Potrebbe essere l’intro di una fiaba dopo un era glaciale, invece è la realtà a cui stiamo assistendo.

Il mondo è caduto in un sonno profondo, l’aria che prima tanto ignorava ora è diventata preziosa, ma viene razionata.

Non puoi più andare da un paese all’altro, e la cosa che fa più male e strimgersi la mano.

Ogni teconologia costosa, vacanza o abito firmato ha perso quotazioni perchè stando a casa non ha valore.

Diventa d’obbligo lavarsi le mani, mentre prima era un atto di cortesia e nemmeno cosi impossibile da attuare.

Ora siamo tutti costrtti ad uscire con un permesso scritto,e non riusciamo nemmeno a rispettare poche regole che ci assicurano la sopravvivenza.

E’ diventato di moda parlarsi dai balconi, e ascoltare musica, ora il vicino di casa ci sembra il nostro migliore amico,e siamo tornati a fare il pane in casa, come una volta.

Appena possibile aprire una finestra e respirare ci sembra la cosa più bella,mentre prima ci richiudevamo nei locali a scrivere messaggi.
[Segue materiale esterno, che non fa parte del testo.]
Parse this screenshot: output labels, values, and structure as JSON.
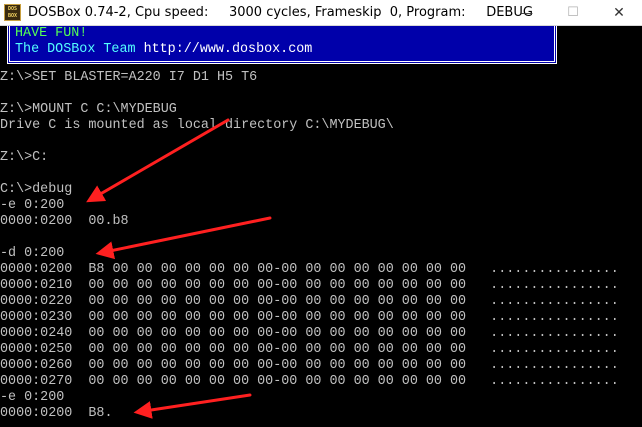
{
  "window": {
    "icon_label": "DOS BOX",
    "title": "DOSBox 0.74-2, Cpu speed:     3000 cycles, Frameskip  0, Program:     DEBUG",
    "minimize_glyph": "—",
    "maximize_glyph": "☐",
    "close_glyph": "✕"
  },
  "banner": {
    "line1": "HAVE FUN!",
    "line2_prefix": "The DOSBox Team ",
    "line2_url": "http://www.dosbox.com"
  },
  "terminal": {
    "lines": [
      "Z:\\>SET BLASTER=A220 I7 D1 H5 T6",
      "",
      "Z:\\>MOUNT C C:\\MYDEBUG",
      "Drive C is mounted as local directory C:\\MYDEBUG\\",
      "",
      "Z:\\>C:",
      "",
      "C:\\>debug",
      "-e 0:200",
      "0000:0200  00.b8",
      "",
      "-d 0:200",
      "0000:0200  B8 00 00 00 00 00 00 00-00 00 00 00 00 00 00 00   ................",
      "0000:0210  00 00 00 00 00 00 00 00-00 00 00 00 00 00 00 00   ................",
      "0000:0220  00 00 00 00 00 00 00 00-00 00 00 00 00 00 00 00   ................",
      "0000:0230  00 00 00 00 00 00 00 00-00 00 00 00 00 00 00 00   ................",
      "0000:0240  00 00 00 00 00 00 00 00-00 00 00 00 00 00 00 00   ................",
      "0000:0250  00 00 00 00 00 00 00 00-00 00 00 00 00 00 00 00   ................",
      "0000:0260  00 00 00 00 00 00 00 00-00 00 00 00 00 00 00 00   ................",
      "0000:0270  00 00 00 00 00 00 00 00-00 00 00 00 00 00 00 00   ................",
      "-e 0:200",
      "0000:0200  B8."
    ]
  },
  "colors": {
    "console_bg": "#000000",
    "console_text": "#c0c0c0",
    "banner_bg": "#0000aa",
    "banner_green": "#55ff55",
    "banner_cyan": "#55ffff",
    "annotation_arrow": "#ff2020"
  }
}
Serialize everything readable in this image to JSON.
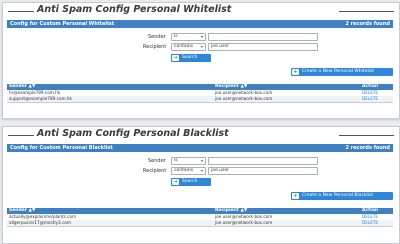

Ci siamo addormentati per tanti anni, nel nostro egoismo e ora tutto quello per cui ci affannavamo cosi tanto, denaro, perfezione e potere è nulla contro una progionia forzata.

Il mondo resta sovrano e continua a vivere senza di noi, anzi ci dice che di noi puo’ fare a meno, tranquillamente e ci mette nelle gabbie che noi stessi ci siamo costruiti: le nostre case.

Il mondo sta ricevendo una grande lezione e ne uscirà solo chi avrà capito che qui siamo ospiti e non padroni.